II Update openstaande toezegging

Naast over de hiervoor genoemde afgedane motie wil ik uw Kamer graag informeren over de stand van zaken van nog openstaande toezeggingen.

Regeling voor ANBI’s en SBBI’s

De vaste commissie voor Financiën van uw Kamer heeft met betrekking tot de toezegging over de evaluatie van de regeling van ANBI’s en SBBI’s3 besloten deze aan te houden tot het verschijnen van de kabinetsreactie op de evaluaties van de giftenaftrek en de praktijk rondom ANBI’s en SBBI’s.4 Het streven is deze kabinetsreactie in april aanstaande aan zowel uw Kamer als de Tweede Kamer te sturen.

Pensioen in eigen beheer

Tijdens de behandeling van de Wet uitfasering pensioen in eigen beheer en overige fiscale pensioenmaatregelen heeft mijn ambtsvoorganger in lijn met de toezegging aan de Tweede Kamer5 toegezegd om uw Kamer jaarlijks over het daadwerkelijke gebruik van deze regeling te informeren.6 In het jaar 2017 hebben in totaal 70.289 directeuren-grootaandeelhouders (dga’s) gebruik gemaakt van de fiscale faciliteiten die geboden zijn bij het uitfaseren van het pensioen in eigen beheer. Van deze groep hebben 27.497 dga’s gekozen voor omzetting in een oudedagsverplichting en 42.792 dga’s voor afkoop. Met de afkoop door deze dga’s gaat een opbrengst van loonheffing ter grootte van circa € 3,3 miljard gepaard. Deze cijfers zijn ontleend aan de door de Belastingdienst ontvangen informatieformulieren van de dga’s. Daarin moet onder meer de fiscale waarde van de pensioenaanspraak per 31 december 2015, de grondslag voor de korting, alsmede de fiscale waarde van deze aanspraak op het moment van afkoop worden aangegeven. Op basis van deze gegevens is de opbrengst loonheffingen benaderd. Het gaat bij deze benaderde opbrengst om een eenmalige kasopbrengst over het jaar 2017. Deze opbrengst is hoger dan het voor 2017 verwachte bedrag van € 2,1 miljard. In het Financieel Jaarverslag van het Rijk wordt nader ingegaan op de ontvangsten uit de loonheffing waar deze opbrengst onderdeel van uitmaakt. Er is geen effect op het inkomstenkader. De voor 2018 en 2019 verwachte bedragen blijven ongewijzigd omdat momenteel niet te zeggen is of de hogere opbrengst het gevolg is van een grotere belangstelling voor de afkoopregeling als geheel of dat het slechts gaat om de situatie dat dga’s vrijwel alleen in 2017 van de afkoopregeling gebruik wensen te maken. Over de jaren 2018 en 2019 zal ik uw Kamer ook weer na afloop van elk kalenderjaar tegen het einde van het eerste kwartaal informeren.

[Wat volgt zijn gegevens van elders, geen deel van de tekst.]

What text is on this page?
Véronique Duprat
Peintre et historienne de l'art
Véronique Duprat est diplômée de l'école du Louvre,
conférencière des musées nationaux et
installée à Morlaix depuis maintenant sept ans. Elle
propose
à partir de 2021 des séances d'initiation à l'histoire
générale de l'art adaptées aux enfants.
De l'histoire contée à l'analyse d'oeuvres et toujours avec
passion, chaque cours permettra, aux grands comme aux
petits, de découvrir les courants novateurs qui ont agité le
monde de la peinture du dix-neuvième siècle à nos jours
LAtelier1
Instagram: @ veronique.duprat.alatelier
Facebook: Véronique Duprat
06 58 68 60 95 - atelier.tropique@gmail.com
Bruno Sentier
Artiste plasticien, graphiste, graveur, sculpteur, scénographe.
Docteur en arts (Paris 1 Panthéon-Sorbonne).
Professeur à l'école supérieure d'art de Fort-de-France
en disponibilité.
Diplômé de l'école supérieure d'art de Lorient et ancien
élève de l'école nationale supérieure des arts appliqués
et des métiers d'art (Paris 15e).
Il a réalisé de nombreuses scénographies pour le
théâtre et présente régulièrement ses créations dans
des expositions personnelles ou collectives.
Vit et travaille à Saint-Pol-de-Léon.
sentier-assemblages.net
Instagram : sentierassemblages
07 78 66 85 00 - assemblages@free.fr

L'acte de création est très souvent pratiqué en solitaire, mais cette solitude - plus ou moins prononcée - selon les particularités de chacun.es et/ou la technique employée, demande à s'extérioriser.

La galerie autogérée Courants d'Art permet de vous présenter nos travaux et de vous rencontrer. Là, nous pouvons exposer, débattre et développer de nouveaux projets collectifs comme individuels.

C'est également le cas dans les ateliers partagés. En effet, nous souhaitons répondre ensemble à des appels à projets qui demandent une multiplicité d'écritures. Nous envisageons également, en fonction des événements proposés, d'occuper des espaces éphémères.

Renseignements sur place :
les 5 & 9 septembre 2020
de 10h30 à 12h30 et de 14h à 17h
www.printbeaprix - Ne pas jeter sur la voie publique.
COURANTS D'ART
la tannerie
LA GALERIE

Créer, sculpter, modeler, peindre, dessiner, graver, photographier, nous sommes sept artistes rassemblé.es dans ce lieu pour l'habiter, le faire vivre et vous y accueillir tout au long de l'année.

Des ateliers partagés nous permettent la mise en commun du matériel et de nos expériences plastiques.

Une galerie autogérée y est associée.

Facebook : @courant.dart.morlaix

III Stopzetten implementatie inhoudingsvrijstelling dividendbelasting vrijgestelde lichamen

Met de Fiscale vereenvoudigingswet 2017 is uitvoering gegeven aan de motie Van Vliet7 waarin is verzocht de mogelijkheid te onderzoeken voor toepassing van een inhoudingsvrijstelling in de dividendbelasting voor overheidsondernemingen.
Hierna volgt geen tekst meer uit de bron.